Schizofrenia o politica? Politica o schizofrenia?

16 giu – Sarebbe lungo citare i singoli opinionisti e retroscenisti che si misurano sulle principali questioni politiche dei nostri giorni. Meglio limitarsi a una  più facile lettura, cercando di non cadere nel minimalismo.
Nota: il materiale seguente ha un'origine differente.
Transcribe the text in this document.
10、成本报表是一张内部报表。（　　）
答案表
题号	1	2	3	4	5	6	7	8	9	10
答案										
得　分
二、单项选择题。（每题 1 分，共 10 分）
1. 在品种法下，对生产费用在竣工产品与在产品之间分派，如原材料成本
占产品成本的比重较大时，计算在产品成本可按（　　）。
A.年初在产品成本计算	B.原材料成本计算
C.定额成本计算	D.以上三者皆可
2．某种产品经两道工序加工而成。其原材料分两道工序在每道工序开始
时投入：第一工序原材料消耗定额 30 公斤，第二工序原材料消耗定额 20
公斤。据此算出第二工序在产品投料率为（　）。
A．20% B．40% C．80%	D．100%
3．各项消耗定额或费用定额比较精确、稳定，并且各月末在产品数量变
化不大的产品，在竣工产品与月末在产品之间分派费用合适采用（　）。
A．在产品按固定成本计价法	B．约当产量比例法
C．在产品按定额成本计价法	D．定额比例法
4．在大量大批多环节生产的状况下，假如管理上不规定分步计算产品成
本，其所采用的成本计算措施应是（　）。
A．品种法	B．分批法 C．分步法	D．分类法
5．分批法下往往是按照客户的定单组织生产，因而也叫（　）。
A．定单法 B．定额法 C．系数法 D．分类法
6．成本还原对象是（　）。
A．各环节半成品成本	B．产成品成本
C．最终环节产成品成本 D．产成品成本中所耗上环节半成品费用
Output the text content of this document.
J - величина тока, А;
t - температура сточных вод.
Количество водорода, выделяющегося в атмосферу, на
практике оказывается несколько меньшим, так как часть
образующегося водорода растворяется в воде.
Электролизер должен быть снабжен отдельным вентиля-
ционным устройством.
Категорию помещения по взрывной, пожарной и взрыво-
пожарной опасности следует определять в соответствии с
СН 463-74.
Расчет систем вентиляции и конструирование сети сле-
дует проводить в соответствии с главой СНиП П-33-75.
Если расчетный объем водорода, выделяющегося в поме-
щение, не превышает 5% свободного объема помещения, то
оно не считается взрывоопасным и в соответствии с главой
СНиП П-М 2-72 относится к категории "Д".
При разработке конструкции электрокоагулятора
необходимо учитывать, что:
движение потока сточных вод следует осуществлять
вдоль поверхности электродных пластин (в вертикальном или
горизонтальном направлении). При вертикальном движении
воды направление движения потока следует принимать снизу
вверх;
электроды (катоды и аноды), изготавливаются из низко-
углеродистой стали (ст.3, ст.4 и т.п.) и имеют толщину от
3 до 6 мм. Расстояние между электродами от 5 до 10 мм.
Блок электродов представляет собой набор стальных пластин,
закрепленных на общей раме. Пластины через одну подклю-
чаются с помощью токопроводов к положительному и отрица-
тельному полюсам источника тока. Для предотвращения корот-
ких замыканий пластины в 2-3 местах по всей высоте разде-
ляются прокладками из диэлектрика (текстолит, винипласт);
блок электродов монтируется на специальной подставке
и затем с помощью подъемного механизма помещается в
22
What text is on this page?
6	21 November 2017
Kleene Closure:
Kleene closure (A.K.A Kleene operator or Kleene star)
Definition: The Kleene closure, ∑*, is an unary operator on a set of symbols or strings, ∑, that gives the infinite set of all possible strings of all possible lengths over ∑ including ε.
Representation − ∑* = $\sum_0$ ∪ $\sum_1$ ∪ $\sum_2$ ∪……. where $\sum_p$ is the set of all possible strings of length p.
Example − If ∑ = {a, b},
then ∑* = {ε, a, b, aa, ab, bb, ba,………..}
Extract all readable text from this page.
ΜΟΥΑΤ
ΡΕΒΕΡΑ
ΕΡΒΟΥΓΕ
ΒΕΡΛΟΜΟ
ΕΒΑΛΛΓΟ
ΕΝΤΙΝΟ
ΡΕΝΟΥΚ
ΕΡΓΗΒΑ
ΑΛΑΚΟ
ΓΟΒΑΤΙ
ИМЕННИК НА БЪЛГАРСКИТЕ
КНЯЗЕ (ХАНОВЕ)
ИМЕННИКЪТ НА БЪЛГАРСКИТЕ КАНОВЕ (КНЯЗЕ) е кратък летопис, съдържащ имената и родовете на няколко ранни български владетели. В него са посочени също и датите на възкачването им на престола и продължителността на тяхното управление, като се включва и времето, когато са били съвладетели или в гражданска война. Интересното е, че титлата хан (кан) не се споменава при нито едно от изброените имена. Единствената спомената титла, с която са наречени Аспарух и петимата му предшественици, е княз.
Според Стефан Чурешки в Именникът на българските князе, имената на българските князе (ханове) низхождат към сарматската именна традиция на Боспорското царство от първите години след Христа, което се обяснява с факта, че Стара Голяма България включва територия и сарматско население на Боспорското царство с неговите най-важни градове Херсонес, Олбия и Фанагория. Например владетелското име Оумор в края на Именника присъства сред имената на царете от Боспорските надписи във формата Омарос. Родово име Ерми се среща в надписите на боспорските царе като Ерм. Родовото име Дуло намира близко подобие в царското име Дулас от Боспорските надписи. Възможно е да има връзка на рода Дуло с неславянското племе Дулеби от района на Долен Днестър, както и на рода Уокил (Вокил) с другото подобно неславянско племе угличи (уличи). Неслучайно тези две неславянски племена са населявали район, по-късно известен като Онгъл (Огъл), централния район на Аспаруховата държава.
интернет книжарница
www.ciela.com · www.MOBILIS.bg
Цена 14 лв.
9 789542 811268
Per alcuni, Berlusconi è un residuato bellico della Seconda repubblica.
Un rottamato virtuale anche per effetto del formattamento (o formattazione?) praticato dalle giovani marmotte della politica. In pratica, un nonno/zio alquanto rincoglionito, ma simpatico.
Per altri, il solito Caimano capace di tutto, rovina perpetua e conclamata del Paese.
Capace di distruggere, in poche battute,  quanto di miracoloso e geniale è stato appena creato da quel demiurgo instancabile che ha il destino nel nome: Monti,  evocatore di vette conquistate, di cime violate, di silenzi cosmici; lassù dove osano le aquile, e latitano le vecchie galline liberali.

Poi c’è un Berlusconi “normale” a cui tutto è riuscito, meno che la politica.
Ma non  fa notizia, e diventa un Cavalier Brambilla qualunque.

Qualora non avvertiate una diffusa sindrome da schizofrenia in quanto narrato, potrebbe esserci qualcosa che non va…

Tenetelo presente per la vostra igiene mentale. Potreste aver bisogno di una registrata alle punterie.